Diagnostically acceptable irreversible compression

Summary

Diagnostically acceptable irreversible compression (DAIC) is the amount of lossy compression which can be used on a medical image to produce a result that does not prevent the reader from using the image to make a medical diagnosis.

The term was first introduced at a workshop on irreversible compression convened by the European Society of Radiology (ESR) in Palma de Mallorca October 13, 2010, the results of which were reported in a subsequent position paper.[1]

Determination edit

The "amount of compression" in irreversible compression used to be determined by the compression ratio, where the acceptable minimum is determined by the algorithm (typically JPEG or J2K) and the data type (body part and imaging method). Such a definition is easy to follow, and has been used by medical bodies in 2010 around the world.[1]

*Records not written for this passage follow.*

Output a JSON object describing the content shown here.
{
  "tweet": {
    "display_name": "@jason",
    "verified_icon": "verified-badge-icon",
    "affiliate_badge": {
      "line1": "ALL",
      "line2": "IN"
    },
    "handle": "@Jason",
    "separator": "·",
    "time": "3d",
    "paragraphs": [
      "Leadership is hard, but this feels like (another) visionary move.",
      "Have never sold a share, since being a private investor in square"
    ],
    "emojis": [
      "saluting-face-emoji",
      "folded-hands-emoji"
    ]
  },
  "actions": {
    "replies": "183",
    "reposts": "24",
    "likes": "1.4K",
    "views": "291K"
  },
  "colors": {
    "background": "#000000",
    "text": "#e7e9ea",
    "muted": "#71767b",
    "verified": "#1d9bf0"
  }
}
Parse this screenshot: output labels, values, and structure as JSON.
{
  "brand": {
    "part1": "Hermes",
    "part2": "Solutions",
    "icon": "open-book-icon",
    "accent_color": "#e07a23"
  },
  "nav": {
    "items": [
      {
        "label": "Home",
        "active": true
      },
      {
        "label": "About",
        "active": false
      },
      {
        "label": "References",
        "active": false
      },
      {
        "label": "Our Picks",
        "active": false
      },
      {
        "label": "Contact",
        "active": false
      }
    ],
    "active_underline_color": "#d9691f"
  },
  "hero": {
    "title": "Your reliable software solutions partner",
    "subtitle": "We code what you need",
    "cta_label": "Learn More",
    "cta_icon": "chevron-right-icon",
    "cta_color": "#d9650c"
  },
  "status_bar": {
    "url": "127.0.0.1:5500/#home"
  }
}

However, its downside is obvious: the compression ratio tells nothing about the real quality of the image, as different compressors can produce vastly different qualities under the same file size.[1] For example, the JPEG format of 1992 can perform as well as many modern formats given newer techniques exploited in mozjpeg and ISO libjpeg, yet they would be lumped together with the legacy encoders in such a scheme.[2]

The image compression community has long used objective quality metrics like SSIM to measure the effects of compression. In the absence of good data regarding SSIM, the ESR review of 2010 concluded that it is still difficult to establish a criterion for whether a particular irreversible compression scheme applied with particular parameters to a particular individual image, or category of images, avoids the introduction of some quantifiable risk of a diagnostic error for any particular diagnostic task.[1]

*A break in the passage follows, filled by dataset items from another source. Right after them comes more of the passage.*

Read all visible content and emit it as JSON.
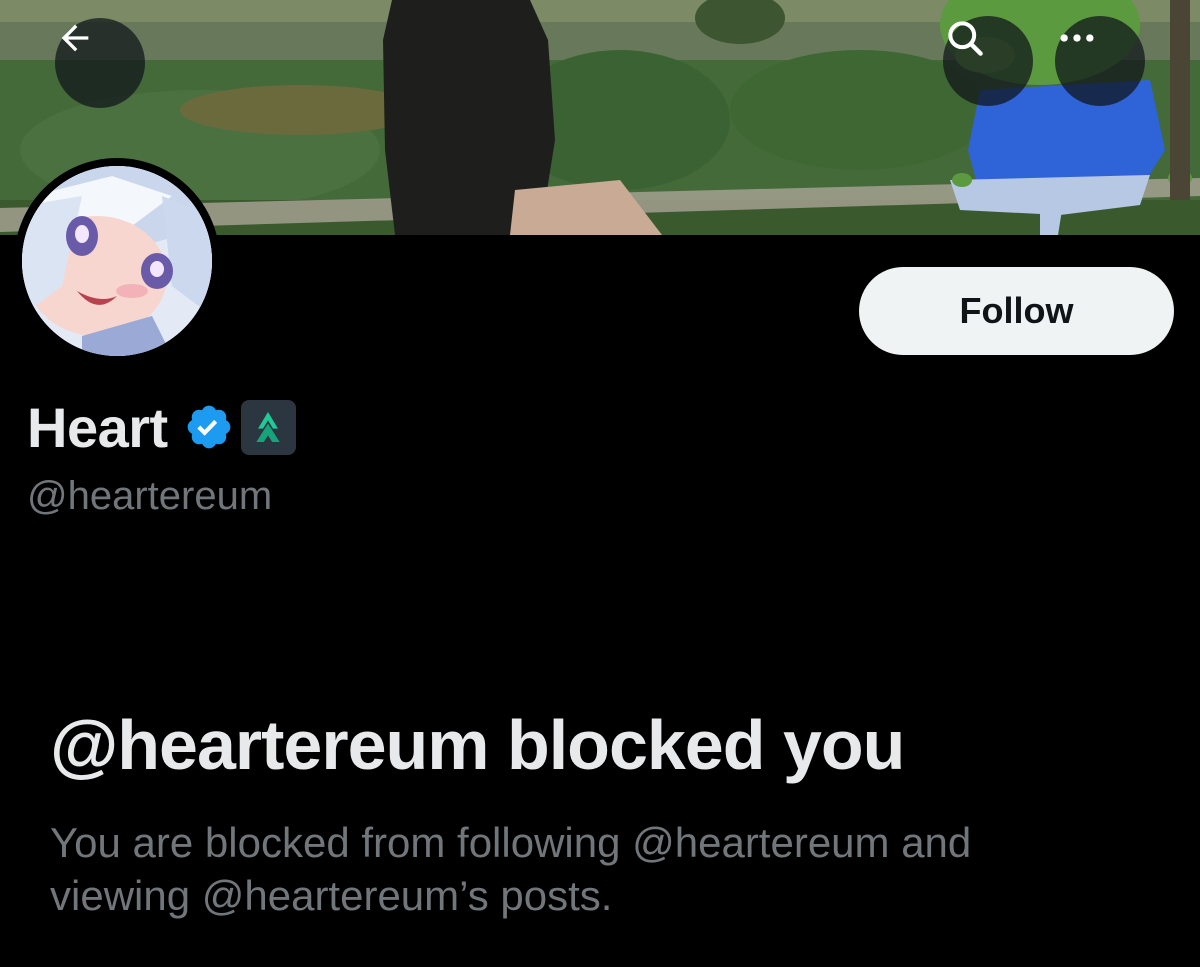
{
  "header": {
    "back_icon": "arrow-left-icon",
    "search_icon": "search-icon",
    "more_icon": "more-horizontal-icon"
  },
  "profile": {
    "display_name": "Heart",
    "handle": "@heartereum",
    "verified_badge": "verified-badge-icon",
    "affiliation_badge": "affiliation-badge-icon",
    "follow_label": "Follow"
  },
  "blocked": {
    "title": "@heartereum blocked you",
    "description": "You are blocked from following @heartereum and viewing @heartereum’s posts."
  },
  "colors": {
    "background": "#000000",
    "primary_text": "#e7e9ea",
    "secondary_text": "#71767b",
    "verified_blue": "#1d9bf0",
    "follow_button_bg": "#eff3f4",
    "affiliation_green": "#20c997"
  }
}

An 2017 study showed that a SSIM variant called 4-G-r* (4-component, gradient, structural component of SSIM) best reflects changes in images that affect the decision of radiologists out of 16 SSIM variants.[3] An 2020 study shows that visual information fidelity (VIF), feature similarity index (FSIM), and noise quality metric (NQM) best reflect radiologist preferences out of ten metrics. It also mentions that the original version of SSIM works as poorly as a basic root-mean-square distance (RMSD) for this purpose, a result echoed by the 2017 study. The 4-G-r* modification is not tested in the study.[4]

References edit

  1. ^ a b c d European Society of Radiology (April 2011). "Usability of irreversible image compression in radiological imaging. A position paper by the European Society of Radiology (ESR)". Insights into Imaging. 2 (2): 103–115. doi:10.1007/s13244-011-0071-x. PMC 3259360. PMID 22347940.
  2. ^ Richter, Thomas (September 2016). "JPEG on STEROIDS: Common optimization techniques for JPEG image compression". 2016 IEEE International Conference on Image Processing (ICIP). pp. 61–65. doi:10.1109/ICIP.2016.7532319. ISBN 978-1-4673-9961-6. S2CID 14922251.
  3. ^ Renieblas, Gabriel Prieto; Nogués, Agustín Turrero; González, Alberto Muñoz; Gómez-Leon, Nieves; del Castillo, Eduardo Guibelalde (26 July 2017). "Structural similarity index family for image quality assessment in radiological images". Journal of Medical Imaging. 4 (3): 035501. doi:10.1117/1.JMI.4.3.035501. PMC 5527267. PMID 28924574.
  4. ^ Mason, A; Rioux, J; Clarke, SE; Costa, A; Schmidt, M; Keough, V; Huynh, T; Beyea, S (April 2020). "Comparison of Objective Image Quality Metrics to Expert Radiologists' Scoring of Diagnostic Quality of MR Images". IEEE Transactions on Medical Imaging. 39 (4): 1064–1072. doi:10.1109/TMI.2019.2930338. PMID 31535985.